3. I finished two books this week ...

     - The first was The Purloining of Prince Oleomargarine (2017), a book based on some notes for a children's story found in the vast Mark Twain archives at the University of California Berkeley. Converting those notes into an illustrated story were Caldecott--winning Philip and Erin Stead--and they've done a beautiful job.

There's a trading-a-chicken-for-some-magic-seeds; seeds planted; flower grows; boy eats flower; can now talk with animals. A dragon. A cave. Some real surprises--and some meta-fictional stuff, too, as we get moments in the author's life.

One thing that annoyed me: the repeated use of the word alright instead of all right. Have we lost this one?

     - The second was Nicole Krauss' latest--Forest Dark--a novel with two parallel stories. With Israel as the principal setting.


I've been reading Krauss for a while now, and we saw her on September 15, 2011, at the Ohio Theater in Cleveland, where she received an Anisfield-Wolf Award for her novel Great House (2010) (and, yes, I got her to sign our copy!).

On the cover of Forest Dark  is a stunning blurb from Philip Roth: A brilliant novel. I am full of admiration.

And I have to say that the novel reads in places (a lot of places) like a Roth novel.

Krauss artfully weaves throughout some of the story of Franz Kafka (1883-1924), who (according to some of the characters here) did not die in 1924 but sneaked into Israel/Palestine and lived out his days there in solitude.

There is a lot about fantasy, imagination, madness here--and one of the main characters (who narrates her portions in the first person) a novelist who can't think of what to write about anymore. So she goes to Israel ... where she revisits family history ... copes with a kind of madness ...

I think this is Krauss' most ambitious novel--literary and intensely personal as well.


4. In one more day we will have a waterproofed basement. Supposed to rain this week. We shall see!

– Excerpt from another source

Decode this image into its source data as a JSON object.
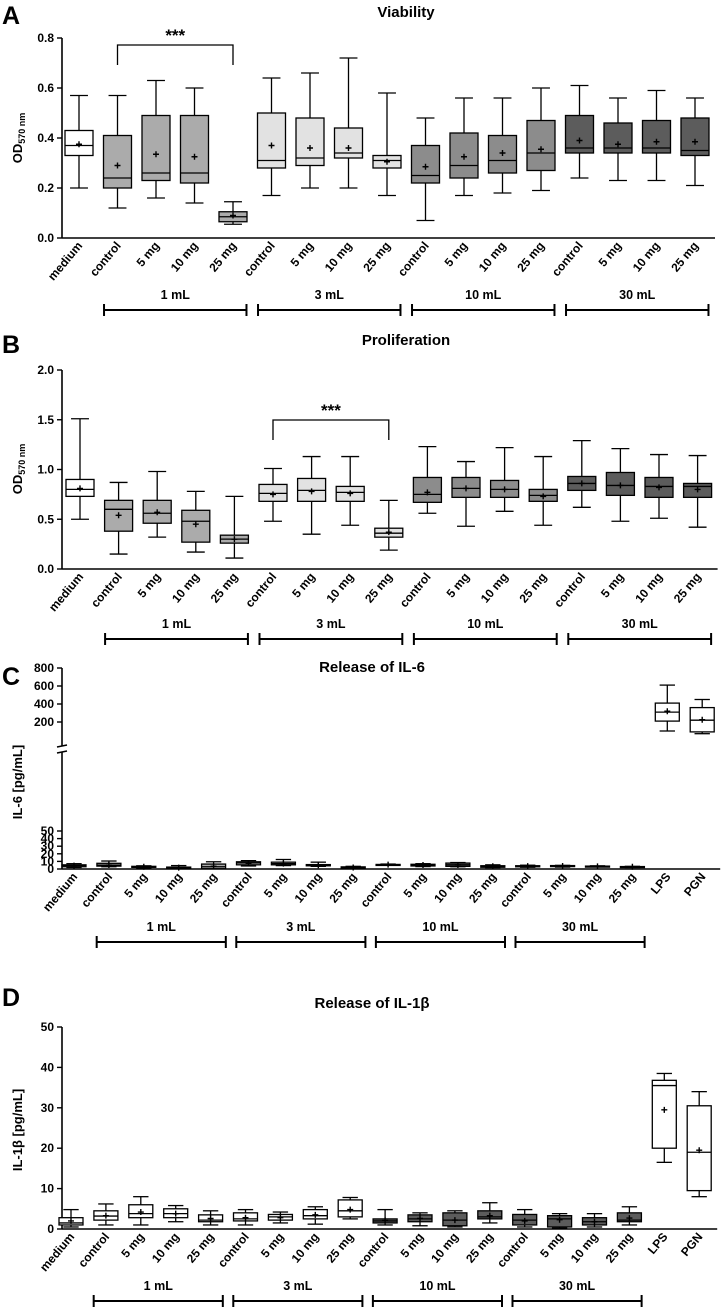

5. Final Word: A word I liked this week from one of my online word-of-the-day providers:

     - from the Oxford English Dictionary--an archaic word I think we ought to restore!

overslop, n.  A loose overgarment; a cassock, a surplice.
Forms:  see over- prefix   and slop n.1
Origin: Formed within English, by derivation. Etymons: over- prefix, slop n.1
Etymology: < over- prefix + slop n.1 Compare Middle Dutch overslop, oversloppe.
Compare the Old English (i-mutated) parallel formation oferslype, in the same sense. 

OE (Northumbrian)   Lindisf. Gospels: Luke xx. 46   Ambulare in stolis : geonga in stolum uel on oferslopum.
OE   Prognostics (Tiber.) in Archiv f. das Studium der Neueren Sprachen (1910) 125 50   Byrrum album habere, letitiam significat, byrrum coloreum habere, nuntium fedum significat: oferslop hwit haban blisse getacnað oferslop bleofah habban ærende fullic getacnað.

c1395   Chaucer Canon's Yeoman's Tale 633   His ouersloppe [v.rr. ouerslope, ouersclope, ouer slop; ouer clothe] nys nat worth a myte..It is al baudy and to tore also.